As someone born in the early 2000’s I’m probably in no way qualified to say this but… bring back 90s culture. Specifically British 90s culture. There’s just something about it that hits different to me, I long to experience it and I know at least a couple of friends who do too.
Before Spotify crawled its way into everyone’s lives and took all our money, music was a culture. There was no algorithm to pick what you should and shouldn’t like, you had to pick a side, Oasis or Blur, and it wasn’t just about the music, this was politics. Britpop made itself a national identity and music wasn’t just background noise for a long car ride, it was everything. Music was culture, it was gritty, raw controversial and it meant something. The songs on the radio were about more than just sex and heartbreaks, it made you actually feel something. Not to mention the rise of the girl band, The Spice Girls themselves were a cultural force to be reckoned with, they made friendship bracelets trendy and proved that five girls in platform heels could do amazing things. So yes, absolutely bring back 90s Brit culture if it means being able to live through the music scene that they had.
It wasn’t just the music too, even the TV shows were better. There was no doom scrolling or skipping adds, and as any other early 2000’s kid will know, there was nothing better than hearing someone yell ‘its back on’ when you’ve gone to the toilet during an ad break. 90s British tv gave us low-rev graphics, slow and strange masterpieces. Somehow the poor quality makes them better, the low budget makes them feel more comforting. I don’t feel as strongly about it as I do music, because I am a victim of the hour long Tik Tok scroll, but I absolutely think that 90’s tv would raise our kids better than some random American yapping on YouTube any day.
Everything in the 90s just had more meaning, the music, the tv, and the fashion. British fashion in the 90s didn’t try to be perfect or fit an aesthetic, it just was. Now, I’m not saying that flared jeans, crop tops and mini backpacks are my style, but it was organic. Styles came from underground and rose up with everyone from the council estate kids to the celebrities putting their own twist on the current trend. Britain in the 90s had a uniform and it was bold, effortless and a bit rebellious. They were trying to prove something, and it didn’t matter what it was because at least they were doing it with conviction. Most people now have all these opinions and goals and do nothing with them, teenagers only focus on being validated and conforming to what others want them to be rather than expressing themselves freely and fighting for that freedom to do so. People have lost their passion and the pattern of the trend cycle reflects this. The 90s trends lived a full life while recently, the trend cycles are exhausting, constantly switching from one thing to the next, never actually exploring all aspects or experimenting with making it individual to you. The result, everyone dresses the same. Not literally, but figuratively, some people pick a certain ‘aesthetic’ and stays with it, others don’t and follow the consumer trend, buying and wearing what the people on their screens are telling them to, but this changes so quickly that one day everyone is wearing converse, and the next everyone is in stores paying a stupid amount for three different pairs of Crocs in all different colours.
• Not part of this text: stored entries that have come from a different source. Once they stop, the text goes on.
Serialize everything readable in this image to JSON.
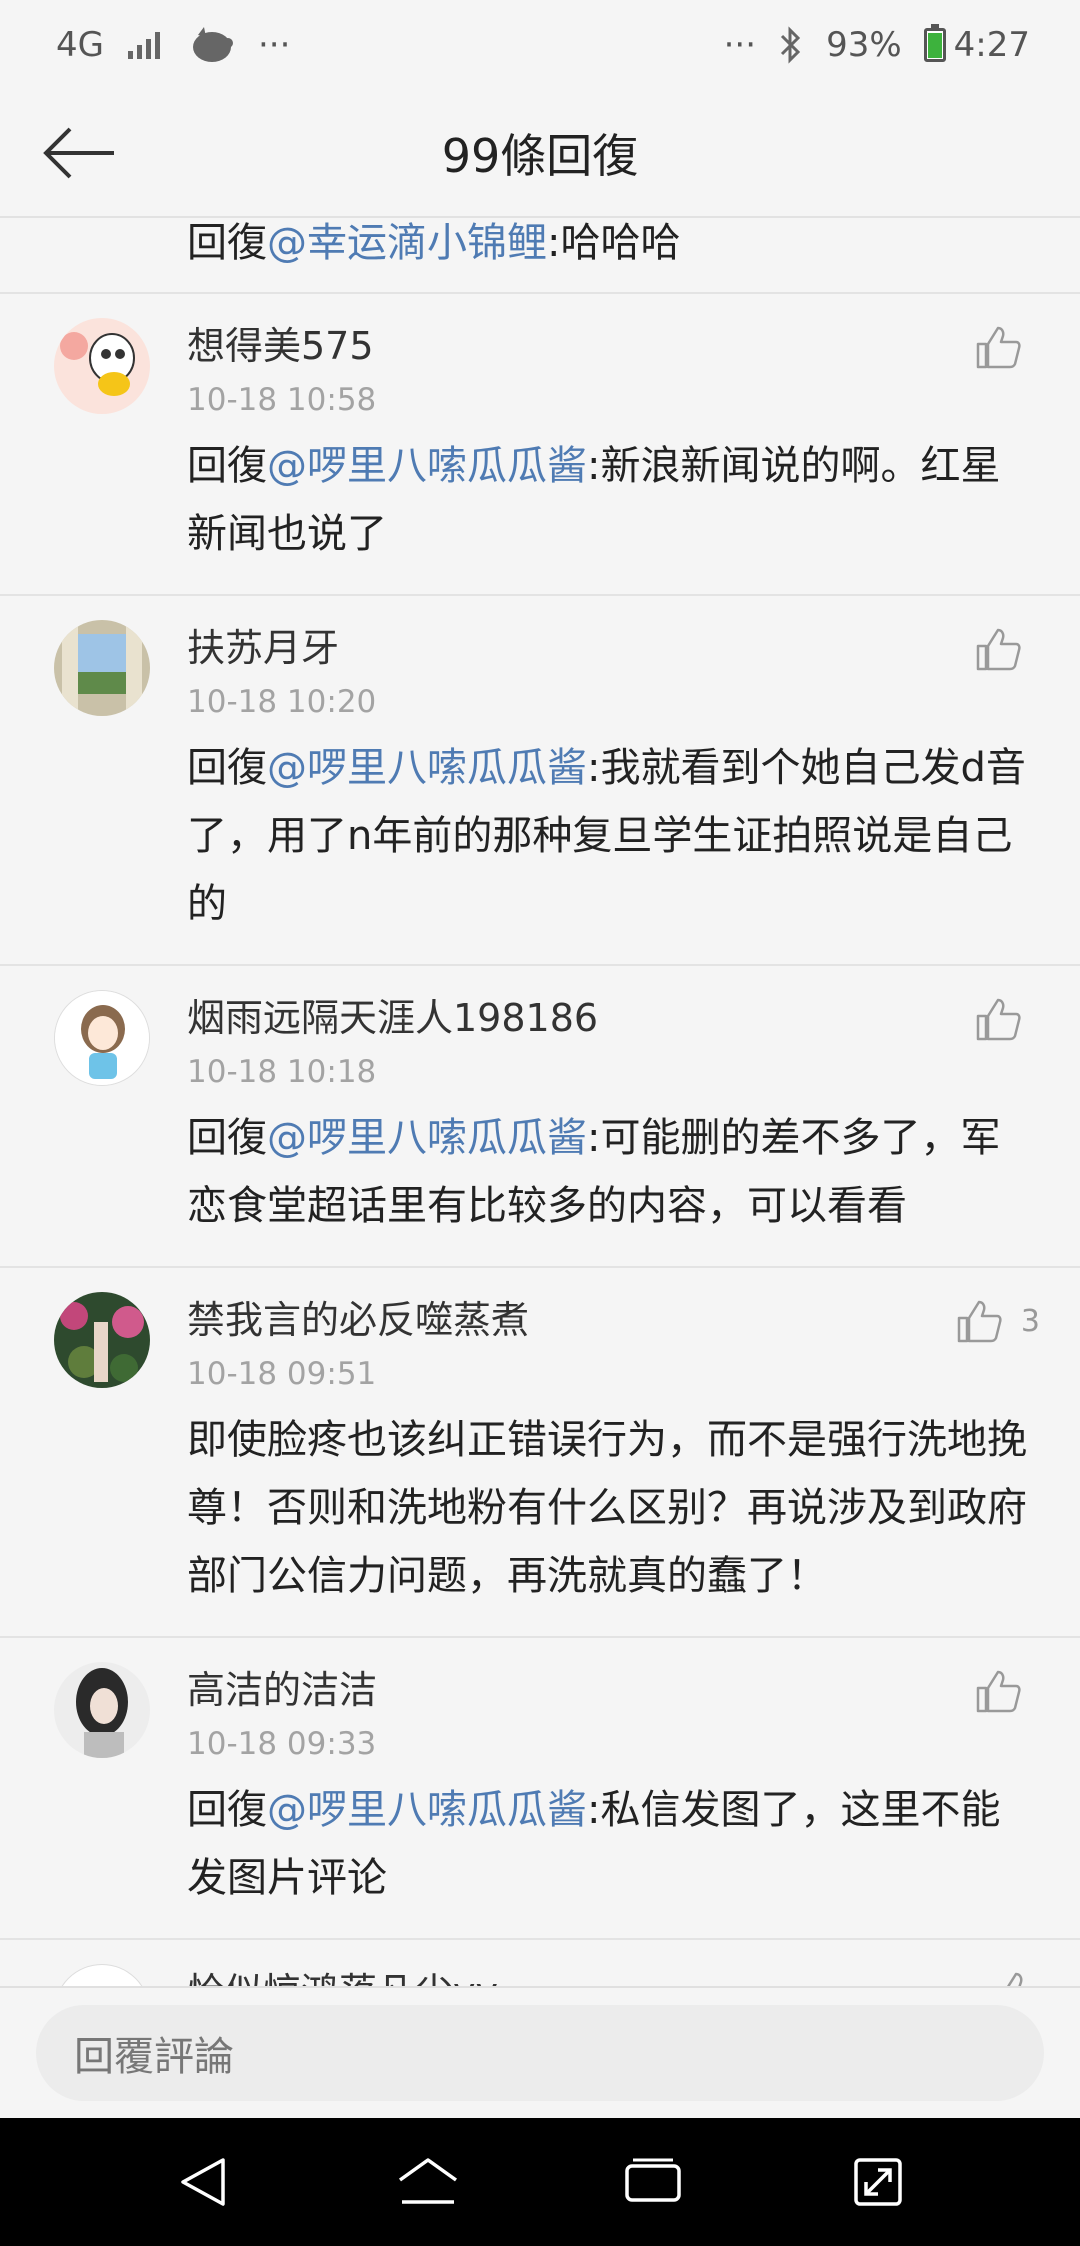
{
  "status": {
    "network": "4G",
    "more_left": "···",
    "more_right": "···",
    "battery": "93%",
    "time": "4:27"
  },
  "header": {
    "title": "99條回復"
  },
  "top_partial": {
    "prefix": "回復",
    "mention": "@幸运滴小锦鲤",
    "text": ":哈哈哈"
  },
  "comments": [
    {
      "user": "想得美575",
      "time": "10-18 10:58",
      "prefix": "回復",
      "mention": "@啰里八嗦瓜瓜酱",
      "text": ":新浪新闻说的啊。红星新闻也说了",
      "likes": ""
    },
    {
      "user": "扶苏月牙",
      "time": "10-18 10:20",
      "prefix": "回復",
      "mention": "@啰里八嗦瓜瓜酱",
      "text": ":我就看到个她自己发d音了，用了n年前的那种复旦学生证拍照说是自己的",
      "likes": ""
    },
    {
      "user": "烟雨远隔天涯人198186",
      "time": "10-18 10:18",
      "prefix": "回復",
      "mention": "@啰里八嗦瓜瓜酱",
      "text": ":可能删的差不多了，军恋食堂超话里有比较多的内容，可以看看",
      "likes": ""
    },
    {
      "user": "禁我言的必反噬蒸煮",
      "time": "10-18 09:51",
      "prefix": "",
      "mention": "",
      "text": "即使脸疼也该纠正错误行为，而不是强行洗地挽尊！否则和洗地粉有什么区别？再说涉及到政府部门公信力问题，再洗就真的蠢了！",
      "likes": "3"
    },
    {
      "user": "高洁的洁洁",
      "time": "10-18 09:33",
      "prefix": "回復",
      "mention": "@啰里八嗦瓜瓜酱",
      "text": ":私信发图了，这里不能发图片评论",
      "likes": ""
    }
  ],
  "partial_bottom": {
    "user": "恰似惊鸿落凡尘yy"
  },
  "comment_box": {
    "placeholder": "回覆評論"
  },
  "colors": {
    "mention": "#4f7bb3",
    "background": "#f5f5f5",
    "time_gray": "#a3a3a3"
  }
}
Granted, bad example because I have two pairs myself, but for me its practical for work, I have my reasons I promise.
Either way, die modern trends die, all hail the fashion culture of the 90s.
Lastly, bring back boredom. Before we all had phones, when you were bored, you had to actually find something to do, and not stare at a little screen until you fall asleep. Boredom bred creativity, people made art, mixtapes, kids made up new games, there were drawings and clothes and music being made simply because they didn’t have Tik Tok, YouTube or Instagram to rely on. They had the patience to wait a whole week for the next episode and they built stuff with their hands just to have something to do, and honestly, I think this made them a better society than we are. We may have better technology, but that doesn’t make us better people, we’re less compassionate, less accepting (despite all this preach about accepting everyone no matter what), less creative and less human. This new tech may make our lives easier and supposedly better, but our struggles are a part of the human experience and we’re kind of ruining that for ourselves.
So absolutely, bring it all back, bring back the music that made you scream the lyrics like they mattered – because they did. Bring back the dodgy but charming tv shows that aren’t just in it for the views. Bring back fashion for the self over fashion for the masses, and bring back the boredom that sparked something real. We don’t need five-second trends or AI generated algorithms telling us what to like and what not to like. We need a culture that feels lived in, a messy, bold, unapologetic culture. The 90s were messy and definitely not perfect, but they were real, people actually lived their lives for themselves rather than for the validation of others.
Bring back Britain in the 90s… but maybe leave all the bad bits behind.